Moins de produits phytosanitaires, plus de récoltes
De vastes méta-analyses ont prouvé depuis longtemps la durabilité du génie génétique. Elles montrent que les récoltes des «anciennes» plantes transgéniques sont en moyenne 22% plus élevées que ceux des variétés conventionnelles. En parallèle, l’utilisation de produits phytosanitaires est inférieure de 37%. Le potentiel des nouvelles méthodes telles que les ciseaux génétiques CRISPR/Cas9 est encore plus important. Et ce, sans que la plante ne contienne de gènes étrangers à l’espèce. La plante ne diffère donc en rien d’une nouvelle variété cultivée de manière conventionnelle. Aux côtés de l’Union des paysans suisses, un certain nombre de détaillants se sont exprimés en faveur d’une réorientation. Ce qui profiterait également à la recherche nationale. Il y a 20 ans environ, l’EPFZ était à la pointe dans le domaine du génie génétique et des nouvelles techniques de sélection. La Suisse a décroché depuis lors. La raison est liée au moratoire pour la culture en raison duquel les plantes ne doivent pas être plantées dans des conditions réelles en champ. La recherche de nombreuses entreprises s’est délocalisée, les victimes sont la recherche publique en Suisse, les start-ups qui en sont issues – et les agriculteurs qui, eu égard aux immenses défis, ont besoin d’innovation.
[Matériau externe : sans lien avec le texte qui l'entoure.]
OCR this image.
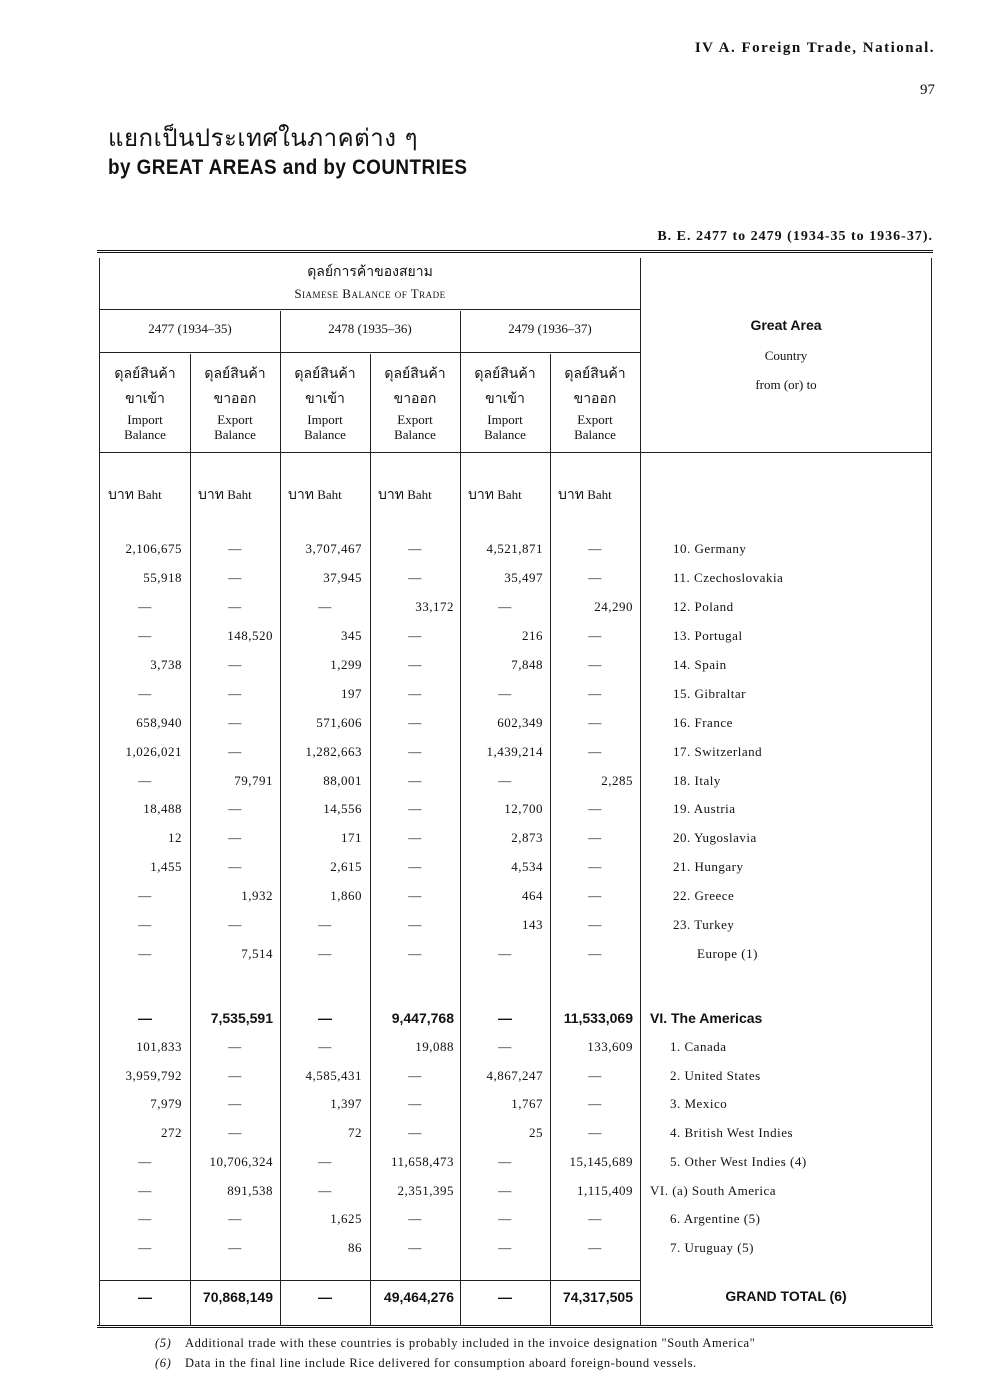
IV A. Foreign Trade, National.
97
แยกเป็นประเทศในภาคต่าง ๆ
by GREAT AREAS and by COUNTRIES
B. E. 2477 to 2479 (1934-35 to 1936-37).
ดุลย์การค้าของสยาม
Siamese Balance of Trade
2477 (1934–35)	2478 (1935–36)	2479 (1936–37)	Great Area
Country
from (or) to
ดุลย์สินค้า
ขาเข้า
Import
Balance
บาท Baht
ดุลย์สินค้า
ขาออก
Export
Balance
บาท Baht
ดุลย์สินค้า
ขาเข้า
Import
Balance
บาท Baht
ดุลย์สินค้า
ขาออก
Export
Balance
บาท Baht
ดุลย์สินค้า
ขาเข้า
Import
Balance
บาท Baht
ดุลย์สินค้า
ขาออก
Export
Balance
บาท Baht
2,106,675	—	3,707,467	—	4,521,871	—	10. Germany
55,918	—	37,945	—	35,497	—	11. Czechoslovakia
—	—	—	33,172	—	24,290	12. Poland
—	148,520	345	—	216	—	13. Portugal
3,738	—	1,299	—	7,848	—	14. Spain
—	—	197	—	—	—	15. Gibraltar
658,940	—	571,606	—	602,349	—	16. France
1,026,021	—	1,282,663	—	1,439,214	—	17. Switzerland
—	79,791	88,001	—	—	2,285	18. Italy
18,488	—	14,556	—	12,700	—	19. Austria
12	—	171	—	2,873	—	20. Yugoslavia
1,455	—	2,615	—	4,534	—	21. Hungary
—	1,932	1,860	—	464	—	22. Greece
—	—	—	—	143	—	23. Turkey
—	7,514	—	—	—	—	Europe (1)
—	7,535,591	—	9,447,768	—	11,533,069 VI. The Americas
101,833	—	—	19,088	—	133,609	1. Canada
3,959,792	—	4,585,431	—	4,867,247	—	2. United States
7,979	—	1,397	—	1,767	—	3. Mexico
272	—	72	—	25	—	4. British West Indies
—	10,706,324	—	11,658,473	—	15,145,689	5. Other West Indies (4)
—	891,538	—	2,351,395	—	1,115,409 VI. (a) South America
—	—	1,625	—	—	—	6. Argentine (5)
—	—	86	—	—	—	7. Uruguay (5)
—	70,868,149	—	49,464,276	—	74,317,505	GRAND TOTAL (6)
(5) Additional trade with these countries is probably included in the invoice designation "South America"
(6) Data in the final line include Rice delivered for consumption aboard foreign-bound vessels.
Nouvelle opportunité pour la recherche suisse
Le fait que la Suisse ne puisse plus participer à des coopérations de recherche européennes en raison de l’absence d’association à Horizon aggrave la situation.Les chercheurs et les entreprises profitent de toutes les opportunités qui s’offrent à eux en dehors de la Suisse et même de l’UE. Les entreprises délocalisent leurs activités de recherche là où elles peuvent être mises en pratique. Ils ne font pas de la recherche pour la recherche, mais souhaitent développer des produits pour l’agriculture concrète. Du point de vue de la politique de la recherche, une discussion sur une réglementation basée sur les risques pour les nouvelles technologies de sélection est donc également bénéfique.